$477K grant helps Florida Poly advance cybersecurity education

Dr. Karim Elish and Dr. Mohammad Reza Khalghani

Dr. Karim Elish (left) and Dr. Mohammad Reza Khalghani show equipment in the new cybersecurity lab inside the Applied Research Center. The associate and assistant professors are co-principal investigator and principal investigator for a $477,000 grant that funded a boost to cybersecurity education at Florida Polytechnic University.

Cybersecurity education at Florida Polytechnic University received a structural and financial boost this year, setting a pathway for producing even more highly skilled professionals in the field.

A $477,000 grant from a joint endeavor of the Florida Department of Education and the Florida Center for Cybersecurity (Cyber Florida) helped enhance and promote both the cybersecurity engineering undergraduate degree, which focuses on the human, hardware, and software interactions in systems, and the computer science degree program, with the information assurance and cybersecurity concentration, which focuses software applications.  The cybersecurity engineering degree, complimenting the Electrical and Computer Engineering degrees,  launched in 2021 as the state’s first bachelor’s degree in that area, and it remains a fairly unique offering in the state. 

The yearlong effort ended in August and included the development of a curriculum advisory board, the funding of cybersecurity certification exams, and the creation of new course modules in both degree programs. 

“The goal behind this grant was to create a better path in cybersecurity because we do not have enough experts in this area nationally,” said Dr. Reza Khalghani, assistant professor of cybersecurity at Florida Poly and the grant’s principal investigator. “Cybersecurity is still relatively new and so important.”

As part of the grant, a new cybersecurity lab was added inside the Applied Research Center and will be shared by both programs. 

“You can’t perform some of the hands-on exercises without a controlled and dedicated lab environment,” said Dr. Karim Elish, associate professor of computer science and the grant’s co-principal investigator. “Our new lab and project-based learning modules will provide students with invaluable practical experience that will set them apart in the job market.”

The lab would be especially helpful for courses like ethical hacking, Khalghani said, because the space can be isolated from the University’s computer systems network, allowing the work to be conducted with no impact to other campus functions.

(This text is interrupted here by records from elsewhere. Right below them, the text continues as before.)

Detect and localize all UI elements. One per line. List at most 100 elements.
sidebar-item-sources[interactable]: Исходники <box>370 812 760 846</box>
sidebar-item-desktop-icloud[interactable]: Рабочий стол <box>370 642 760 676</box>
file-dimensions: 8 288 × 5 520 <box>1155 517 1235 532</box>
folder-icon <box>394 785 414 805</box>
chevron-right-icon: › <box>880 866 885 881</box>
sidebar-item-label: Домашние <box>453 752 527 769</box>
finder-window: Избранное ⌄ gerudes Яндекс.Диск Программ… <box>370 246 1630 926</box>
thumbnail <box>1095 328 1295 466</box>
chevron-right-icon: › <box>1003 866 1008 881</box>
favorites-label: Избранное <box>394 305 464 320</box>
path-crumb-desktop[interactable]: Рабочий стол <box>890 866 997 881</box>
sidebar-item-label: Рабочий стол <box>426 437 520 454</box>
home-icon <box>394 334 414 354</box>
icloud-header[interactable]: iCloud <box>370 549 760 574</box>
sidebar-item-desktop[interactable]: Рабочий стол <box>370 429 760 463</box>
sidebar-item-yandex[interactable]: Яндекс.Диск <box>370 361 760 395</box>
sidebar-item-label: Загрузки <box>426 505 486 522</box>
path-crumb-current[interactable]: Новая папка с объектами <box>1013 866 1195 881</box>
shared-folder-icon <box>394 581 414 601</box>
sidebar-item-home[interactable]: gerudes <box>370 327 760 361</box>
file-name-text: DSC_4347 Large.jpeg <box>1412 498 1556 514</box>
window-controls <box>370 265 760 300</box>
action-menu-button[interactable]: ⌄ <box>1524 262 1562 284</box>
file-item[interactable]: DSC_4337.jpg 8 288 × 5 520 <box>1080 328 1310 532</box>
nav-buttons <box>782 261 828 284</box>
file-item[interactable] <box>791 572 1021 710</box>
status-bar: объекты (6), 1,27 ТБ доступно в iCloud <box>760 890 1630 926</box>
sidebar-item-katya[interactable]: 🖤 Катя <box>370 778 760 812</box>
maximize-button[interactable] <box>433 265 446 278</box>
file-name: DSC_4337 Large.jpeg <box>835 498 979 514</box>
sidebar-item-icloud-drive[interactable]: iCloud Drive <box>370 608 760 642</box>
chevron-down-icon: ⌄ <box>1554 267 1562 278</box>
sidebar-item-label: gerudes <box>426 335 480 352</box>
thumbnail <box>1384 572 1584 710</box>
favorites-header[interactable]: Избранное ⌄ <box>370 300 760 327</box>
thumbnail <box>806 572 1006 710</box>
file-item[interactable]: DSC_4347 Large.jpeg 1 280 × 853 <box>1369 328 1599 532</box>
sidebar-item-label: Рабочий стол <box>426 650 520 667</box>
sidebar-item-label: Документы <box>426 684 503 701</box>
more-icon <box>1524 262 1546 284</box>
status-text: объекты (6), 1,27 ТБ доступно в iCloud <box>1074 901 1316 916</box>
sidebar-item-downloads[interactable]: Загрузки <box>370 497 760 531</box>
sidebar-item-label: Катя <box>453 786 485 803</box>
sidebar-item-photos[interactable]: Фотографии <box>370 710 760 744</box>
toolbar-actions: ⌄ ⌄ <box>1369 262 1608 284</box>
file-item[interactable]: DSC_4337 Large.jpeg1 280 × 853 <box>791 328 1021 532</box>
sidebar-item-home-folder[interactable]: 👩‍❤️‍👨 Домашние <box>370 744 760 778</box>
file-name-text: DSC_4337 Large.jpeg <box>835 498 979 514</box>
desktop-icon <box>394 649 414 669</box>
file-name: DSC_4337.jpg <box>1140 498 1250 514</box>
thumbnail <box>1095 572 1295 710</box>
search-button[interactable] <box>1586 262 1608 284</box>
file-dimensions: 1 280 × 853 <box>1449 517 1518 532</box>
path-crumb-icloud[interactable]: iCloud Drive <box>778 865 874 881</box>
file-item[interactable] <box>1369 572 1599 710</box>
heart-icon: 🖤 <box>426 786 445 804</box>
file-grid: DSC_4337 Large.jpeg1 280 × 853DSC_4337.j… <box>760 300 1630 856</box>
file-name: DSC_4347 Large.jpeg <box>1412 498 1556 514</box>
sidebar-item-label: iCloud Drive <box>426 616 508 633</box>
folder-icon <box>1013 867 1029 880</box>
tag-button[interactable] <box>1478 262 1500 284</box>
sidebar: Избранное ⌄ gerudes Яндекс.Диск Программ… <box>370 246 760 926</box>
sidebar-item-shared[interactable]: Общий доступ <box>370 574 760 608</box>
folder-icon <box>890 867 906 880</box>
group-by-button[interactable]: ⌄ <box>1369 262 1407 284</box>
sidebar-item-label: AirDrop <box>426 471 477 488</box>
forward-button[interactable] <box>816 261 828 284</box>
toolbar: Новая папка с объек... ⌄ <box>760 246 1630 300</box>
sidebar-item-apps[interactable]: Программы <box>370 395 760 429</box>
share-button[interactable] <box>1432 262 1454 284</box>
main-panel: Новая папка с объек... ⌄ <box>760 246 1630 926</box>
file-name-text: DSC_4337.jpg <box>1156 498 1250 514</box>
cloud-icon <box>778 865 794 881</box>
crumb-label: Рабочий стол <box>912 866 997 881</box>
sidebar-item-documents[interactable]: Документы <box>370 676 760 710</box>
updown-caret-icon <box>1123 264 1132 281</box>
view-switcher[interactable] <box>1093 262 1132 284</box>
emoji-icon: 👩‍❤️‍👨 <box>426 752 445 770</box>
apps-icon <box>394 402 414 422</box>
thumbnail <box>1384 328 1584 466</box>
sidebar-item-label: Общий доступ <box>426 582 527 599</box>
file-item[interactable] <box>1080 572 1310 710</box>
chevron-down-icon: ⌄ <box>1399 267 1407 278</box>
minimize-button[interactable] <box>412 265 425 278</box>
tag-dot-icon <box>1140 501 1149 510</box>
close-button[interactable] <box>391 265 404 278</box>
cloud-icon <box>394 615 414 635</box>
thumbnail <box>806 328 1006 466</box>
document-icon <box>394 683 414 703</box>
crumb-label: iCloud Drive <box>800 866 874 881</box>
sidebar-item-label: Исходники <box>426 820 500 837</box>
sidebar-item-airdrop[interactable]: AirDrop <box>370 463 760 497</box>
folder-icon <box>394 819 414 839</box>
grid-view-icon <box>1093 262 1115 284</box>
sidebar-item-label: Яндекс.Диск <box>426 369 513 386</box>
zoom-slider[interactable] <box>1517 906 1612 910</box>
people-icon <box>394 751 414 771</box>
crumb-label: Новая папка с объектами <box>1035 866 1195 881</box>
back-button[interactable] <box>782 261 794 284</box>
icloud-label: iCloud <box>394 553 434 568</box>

The grant's ultimate goal is to produce a new generation of cybersecurity professionals who are well prepared to protect critical infrastructures and address the evolving challenges that intersect with nearly all today’s industries and businesses.  Areas like transportation systems, communication networks, and water networks all have great need for robust cybersecurity measures, Khalghani said.

Patrick Coley ’22, who earned a bachelor’s degree in electrical engineering, took advantage of the certification exams in cybersecurity Florida Poly facilitated during the summer.

“I've received several really great job offers,” he said. “Having this background in cybersecurity has made me valuable in every place that I've applied.”